With the change of emphasis from the acute to the chronic condition and from the outbreak to the non-outbreak form, first fatigue and then exertion based fatigue came to play more prominent roles. The more discerning reports (Acheson (1959), Ramsey, Ryll, etc.) had always noted the role exertion played in producing relapses in ME. Other less discerning authors – who came later, ironically, (Fukuda et al. 1994) referred to the effects of exertion peripherally – focusing instead on the fatigue state. More recently the idea that post-exertional relapse was a hallmark feature of the disorder, took a further hit with Reeves Empirical definition in 2005.
In the ICC, however, the negative effect exertion can have on ME patients is given such an emphasis that a new term – post-exertional neuro-immune exhaustion (PENE) was developed to characterize it. In some ways this new twist in the definition is a return to the outbreaks of yore., Written almost 60 years ago. It was eerie to read Acheson state
“The importance of rest as early in the disease as possible and as absolute as practicable is stressed by many authors….The association of premature rehabilitation with relapse is well described and it is probable that bed rest should be maintained for some time after the disappearance of symptoms.”
The difference between Acheson and the ICC definition regarding post-exertion exhaustion is simply that the post-exertional issue is fleshed out fully. First the ICC notes there is a ‘pathological inability to produce sufficient energy’, then that there is ‘marked, rapid physical and/or cognitive fatigability in response to exertion’, and finally that ‘post-exertional exhaustion’ may take a day or more to manifest itself and can take from days to weeks or more to resolve. In the ICC the post-exertional problems of the disorder finally come of age.
Whatever the differences in the initial symptoms produced in the outbreaks and today – and there were several – the unusual pattern of relapse, sometimes after even minor exertion, has been a hallmark symptom of the disorder since it was first described and that is the tie that binds.

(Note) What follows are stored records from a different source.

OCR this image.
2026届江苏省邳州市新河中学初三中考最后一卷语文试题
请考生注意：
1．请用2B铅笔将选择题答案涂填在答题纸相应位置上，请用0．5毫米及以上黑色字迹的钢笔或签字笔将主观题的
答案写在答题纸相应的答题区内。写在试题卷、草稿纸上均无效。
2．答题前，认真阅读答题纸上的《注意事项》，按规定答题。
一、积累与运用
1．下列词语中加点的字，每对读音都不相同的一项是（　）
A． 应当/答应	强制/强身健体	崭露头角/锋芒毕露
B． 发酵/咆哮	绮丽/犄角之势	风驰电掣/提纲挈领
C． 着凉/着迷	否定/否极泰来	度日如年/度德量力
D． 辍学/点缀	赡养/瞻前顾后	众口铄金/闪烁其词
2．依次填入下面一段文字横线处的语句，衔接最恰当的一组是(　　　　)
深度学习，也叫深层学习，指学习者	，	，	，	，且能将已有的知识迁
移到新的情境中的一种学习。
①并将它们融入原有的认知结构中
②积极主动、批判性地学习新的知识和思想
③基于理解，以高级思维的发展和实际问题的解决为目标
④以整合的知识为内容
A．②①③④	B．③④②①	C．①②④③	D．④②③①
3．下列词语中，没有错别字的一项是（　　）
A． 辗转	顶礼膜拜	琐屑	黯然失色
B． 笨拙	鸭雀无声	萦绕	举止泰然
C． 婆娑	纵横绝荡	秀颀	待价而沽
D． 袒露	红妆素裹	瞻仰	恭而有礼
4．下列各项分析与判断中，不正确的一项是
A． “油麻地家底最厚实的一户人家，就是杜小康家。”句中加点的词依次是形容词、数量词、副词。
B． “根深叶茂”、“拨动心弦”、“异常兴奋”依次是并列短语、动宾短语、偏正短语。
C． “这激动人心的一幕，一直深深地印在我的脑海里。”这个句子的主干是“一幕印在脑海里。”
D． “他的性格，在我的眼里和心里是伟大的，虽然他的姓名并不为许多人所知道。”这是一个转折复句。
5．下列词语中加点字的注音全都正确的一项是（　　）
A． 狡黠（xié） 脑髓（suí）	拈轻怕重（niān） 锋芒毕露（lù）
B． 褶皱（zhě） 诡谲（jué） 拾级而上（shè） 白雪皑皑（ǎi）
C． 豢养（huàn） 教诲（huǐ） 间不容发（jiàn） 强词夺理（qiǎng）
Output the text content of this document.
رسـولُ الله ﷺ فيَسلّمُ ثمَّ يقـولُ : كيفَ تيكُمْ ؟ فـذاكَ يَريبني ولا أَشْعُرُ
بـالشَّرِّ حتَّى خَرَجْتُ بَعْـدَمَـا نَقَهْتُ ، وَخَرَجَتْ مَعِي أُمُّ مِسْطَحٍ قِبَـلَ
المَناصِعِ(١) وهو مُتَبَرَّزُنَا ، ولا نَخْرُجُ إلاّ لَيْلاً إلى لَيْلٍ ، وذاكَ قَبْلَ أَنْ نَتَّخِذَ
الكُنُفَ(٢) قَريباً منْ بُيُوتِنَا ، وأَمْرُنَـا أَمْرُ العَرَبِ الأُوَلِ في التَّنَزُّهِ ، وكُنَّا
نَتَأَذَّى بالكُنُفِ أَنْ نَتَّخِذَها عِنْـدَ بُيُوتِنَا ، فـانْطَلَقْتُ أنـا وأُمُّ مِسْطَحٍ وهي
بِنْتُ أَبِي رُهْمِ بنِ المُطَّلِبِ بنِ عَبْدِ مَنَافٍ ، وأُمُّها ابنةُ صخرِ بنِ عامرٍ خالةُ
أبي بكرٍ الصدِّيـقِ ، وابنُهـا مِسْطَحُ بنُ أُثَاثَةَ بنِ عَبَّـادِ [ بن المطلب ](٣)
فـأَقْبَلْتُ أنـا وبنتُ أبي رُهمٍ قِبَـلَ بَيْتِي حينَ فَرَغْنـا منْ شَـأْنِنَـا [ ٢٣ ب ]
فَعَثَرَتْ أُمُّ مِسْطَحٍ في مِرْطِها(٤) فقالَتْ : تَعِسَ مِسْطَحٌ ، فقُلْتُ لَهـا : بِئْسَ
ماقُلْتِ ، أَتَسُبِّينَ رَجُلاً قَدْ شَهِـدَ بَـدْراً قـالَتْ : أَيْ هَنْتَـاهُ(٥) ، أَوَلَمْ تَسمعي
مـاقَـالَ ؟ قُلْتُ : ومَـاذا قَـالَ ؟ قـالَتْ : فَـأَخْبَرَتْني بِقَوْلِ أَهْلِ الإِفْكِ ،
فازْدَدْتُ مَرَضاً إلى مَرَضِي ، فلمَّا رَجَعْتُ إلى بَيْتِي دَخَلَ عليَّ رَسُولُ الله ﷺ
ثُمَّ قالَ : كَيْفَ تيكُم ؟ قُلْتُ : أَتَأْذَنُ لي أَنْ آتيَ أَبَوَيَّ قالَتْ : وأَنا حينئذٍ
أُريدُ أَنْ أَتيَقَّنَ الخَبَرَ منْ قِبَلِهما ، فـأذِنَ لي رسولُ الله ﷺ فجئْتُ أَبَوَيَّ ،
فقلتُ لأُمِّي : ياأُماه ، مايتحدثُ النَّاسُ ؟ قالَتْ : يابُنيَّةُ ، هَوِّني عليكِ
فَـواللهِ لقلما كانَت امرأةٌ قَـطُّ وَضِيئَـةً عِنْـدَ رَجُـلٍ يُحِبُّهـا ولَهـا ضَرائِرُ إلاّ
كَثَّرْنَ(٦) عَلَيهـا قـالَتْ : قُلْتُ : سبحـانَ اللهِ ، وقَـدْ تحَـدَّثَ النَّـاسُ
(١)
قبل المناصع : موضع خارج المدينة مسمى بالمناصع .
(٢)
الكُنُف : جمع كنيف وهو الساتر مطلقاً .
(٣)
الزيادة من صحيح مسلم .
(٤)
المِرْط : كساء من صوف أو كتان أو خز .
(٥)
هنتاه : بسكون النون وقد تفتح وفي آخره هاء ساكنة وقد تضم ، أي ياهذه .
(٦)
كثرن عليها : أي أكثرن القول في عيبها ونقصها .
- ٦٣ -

After the hallmark symptom is defined differences and similarities in the secondary symptoms between the outbreaks and the non-outbreak forms of the disorder remain. Several of the neurological symptoms of the early ME outbreaks are there but not all of them; the paralysis, involuntary eye movements, double-vision are gone – suggesting that they are no longer prominent features of the illness. Now the key neurological symptoms are inability to focus, sensitivity to stimuli (light, noise, vibration, odor, taste and touch), impaired depth perception, muscle weakness, twitching, poor coordination, feeling unsteady on feet, ataxia. Interestingly the pin and needles symptoms that showed up so readily in the Incline Village outbreak is not present in ICC definition.
Similarly several symptoms that do not readily appear in Acheson’s report show up in the ICC definition. Orthostatic intolerance, air hunger, labored breathing, subnormal temperatures, sweating episodes, temperature intolerance, sensitivities to foods, odors and chemicals an joint hypermobility are all symptoms in the ICC definition that did not make it into Acheson’s conclusions.
Over time the conception of ME has changed with the most recent iteration of the disorder focusing on and expanding on an important but not always prominently described aspect of the outbreaks. Instead of the paralytic or strange neurological problems that gained the most attention in the outbreaks, the post-exertion problem that is most fully manifested in the chronic state of the illness has come front and center. This approach jives with the theory that many different factors may trigger ME and initially cause somewhat different symptoms initially but that they result in a common core dysfunction that is immediately recognizable to knowledgeable physicians.